The courts have consistently upheld business rights to information stored on company-owned information assets, including email and other messaging media. There were limits, like restricting data retrieval to items actually related to business transactions or relavant to an ongoing investigation. Now, however, a U.S. Federal court has placed messages sent via contracted services within the scope of employee expectation of privacy.

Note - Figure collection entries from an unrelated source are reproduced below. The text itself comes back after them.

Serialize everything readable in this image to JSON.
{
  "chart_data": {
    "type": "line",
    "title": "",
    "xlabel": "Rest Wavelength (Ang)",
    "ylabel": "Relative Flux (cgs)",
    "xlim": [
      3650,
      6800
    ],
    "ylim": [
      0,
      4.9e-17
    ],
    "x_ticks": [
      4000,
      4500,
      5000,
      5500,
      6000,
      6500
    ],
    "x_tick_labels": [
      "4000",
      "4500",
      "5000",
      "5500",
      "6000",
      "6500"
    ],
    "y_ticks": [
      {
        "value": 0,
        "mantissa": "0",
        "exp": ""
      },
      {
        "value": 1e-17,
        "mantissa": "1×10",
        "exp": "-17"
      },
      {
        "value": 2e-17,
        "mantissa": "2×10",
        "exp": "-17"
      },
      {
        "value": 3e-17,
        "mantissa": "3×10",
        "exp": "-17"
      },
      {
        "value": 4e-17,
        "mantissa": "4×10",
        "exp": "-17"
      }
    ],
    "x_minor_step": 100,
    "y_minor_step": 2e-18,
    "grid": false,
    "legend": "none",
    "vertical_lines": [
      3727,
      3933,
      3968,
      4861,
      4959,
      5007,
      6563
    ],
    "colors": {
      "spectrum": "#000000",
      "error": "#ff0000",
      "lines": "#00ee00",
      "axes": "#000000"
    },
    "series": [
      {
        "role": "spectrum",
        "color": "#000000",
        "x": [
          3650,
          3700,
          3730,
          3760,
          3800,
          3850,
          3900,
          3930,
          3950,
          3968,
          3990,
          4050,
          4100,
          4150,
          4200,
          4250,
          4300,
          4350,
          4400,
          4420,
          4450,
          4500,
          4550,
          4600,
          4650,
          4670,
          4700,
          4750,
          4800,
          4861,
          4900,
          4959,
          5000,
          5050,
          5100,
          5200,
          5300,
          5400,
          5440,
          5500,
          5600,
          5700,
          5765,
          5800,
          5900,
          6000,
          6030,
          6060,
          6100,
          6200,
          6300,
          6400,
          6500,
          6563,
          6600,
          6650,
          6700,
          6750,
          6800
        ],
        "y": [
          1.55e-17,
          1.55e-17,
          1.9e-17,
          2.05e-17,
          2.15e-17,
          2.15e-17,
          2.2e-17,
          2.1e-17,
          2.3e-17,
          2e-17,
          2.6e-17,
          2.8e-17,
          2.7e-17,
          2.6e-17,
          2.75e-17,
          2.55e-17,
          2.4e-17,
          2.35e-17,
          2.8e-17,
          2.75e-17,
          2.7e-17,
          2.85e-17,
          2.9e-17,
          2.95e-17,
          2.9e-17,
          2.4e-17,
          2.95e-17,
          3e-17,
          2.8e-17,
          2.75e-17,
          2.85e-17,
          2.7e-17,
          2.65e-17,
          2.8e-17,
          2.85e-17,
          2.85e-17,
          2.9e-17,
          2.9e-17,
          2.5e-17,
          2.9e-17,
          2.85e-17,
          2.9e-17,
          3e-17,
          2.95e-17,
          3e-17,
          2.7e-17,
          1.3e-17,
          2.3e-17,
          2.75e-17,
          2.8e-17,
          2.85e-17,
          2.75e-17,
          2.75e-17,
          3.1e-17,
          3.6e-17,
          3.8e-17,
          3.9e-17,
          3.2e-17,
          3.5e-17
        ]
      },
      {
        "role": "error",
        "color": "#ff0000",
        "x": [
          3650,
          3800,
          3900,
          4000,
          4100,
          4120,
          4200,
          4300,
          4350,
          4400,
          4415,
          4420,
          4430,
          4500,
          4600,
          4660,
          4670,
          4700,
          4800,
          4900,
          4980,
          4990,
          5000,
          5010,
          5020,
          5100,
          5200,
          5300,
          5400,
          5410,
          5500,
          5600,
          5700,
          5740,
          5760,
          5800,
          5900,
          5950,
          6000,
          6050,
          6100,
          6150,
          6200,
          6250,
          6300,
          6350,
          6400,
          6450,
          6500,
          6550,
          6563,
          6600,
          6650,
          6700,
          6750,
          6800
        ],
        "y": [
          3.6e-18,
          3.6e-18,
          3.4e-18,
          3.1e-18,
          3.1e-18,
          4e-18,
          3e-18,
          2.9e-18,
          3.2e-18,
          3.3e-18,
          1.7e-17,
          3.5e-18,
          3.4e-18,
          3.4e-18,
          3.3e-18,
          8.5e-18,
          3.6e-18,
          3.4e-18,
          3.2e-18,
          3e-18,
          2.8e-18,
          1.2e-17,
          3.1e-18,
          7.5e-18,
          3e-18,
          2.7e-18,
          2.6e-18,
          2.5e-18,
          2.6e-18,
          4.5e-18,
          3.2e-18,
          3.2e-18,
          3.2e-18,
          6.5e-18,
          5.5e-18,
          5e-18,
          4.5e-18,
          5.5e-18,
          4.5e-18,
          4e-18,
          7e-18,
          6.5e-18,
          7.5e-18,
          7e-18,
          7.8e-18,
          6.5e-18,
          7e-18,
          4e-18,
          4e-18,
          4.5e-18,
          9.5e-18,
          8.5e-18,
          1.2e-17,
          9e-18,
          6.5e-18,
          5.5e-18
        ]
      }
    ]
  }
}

A ruling by a three-judge panel in the U.S. Ninth Circuit Court of Appeals has established new privacy rights for employees who use employer-issued cell phones, pagers and computers to send personal text messages. The judges upheld the verdict in Quon v. Arch Wireless, which determined that if an employer contracts with an outside provider for messaging -- as most do -- it does not have the right to ask the service provider for transcripts of the text messages employees send out. The same concept can be applied to e-mail communications if the employer outsources that service instead of maintaining it on an internal server . Source: Workplace Text-Messaging Ruling Wows Privacy Advocates, Erika Morphy, TechNewsWorld, 20 June 2008
This ruling can have interesting ramifications, extending far beyond employee privacy issues. For example, it will be interesting to see what happens when, during litigation, text messages are believed to contain discoverable material. Another interesting twist is the inability of managers to track the movement of sensitive information (yes, in small amounts) or violations of HR policies that foster a hostile work environment (e.g., harrassment, racial or sexual epithets, etc.). It isn't reasonable to shut down text messaging as a productivity tool, just like it isn't practical to prohibit the use of smartphones or PDAs. Rather, this is just one more thing for the innovative security manager to deal with. This may not be the last word, however. The U.S. Court of Appeals for the Ninth Circuit is arguably the most liberal court in the country. It's possible this is just an aberration, a small bump in the road that will be removed when and if other courts--including the Supreme Court--weigh in on this issue.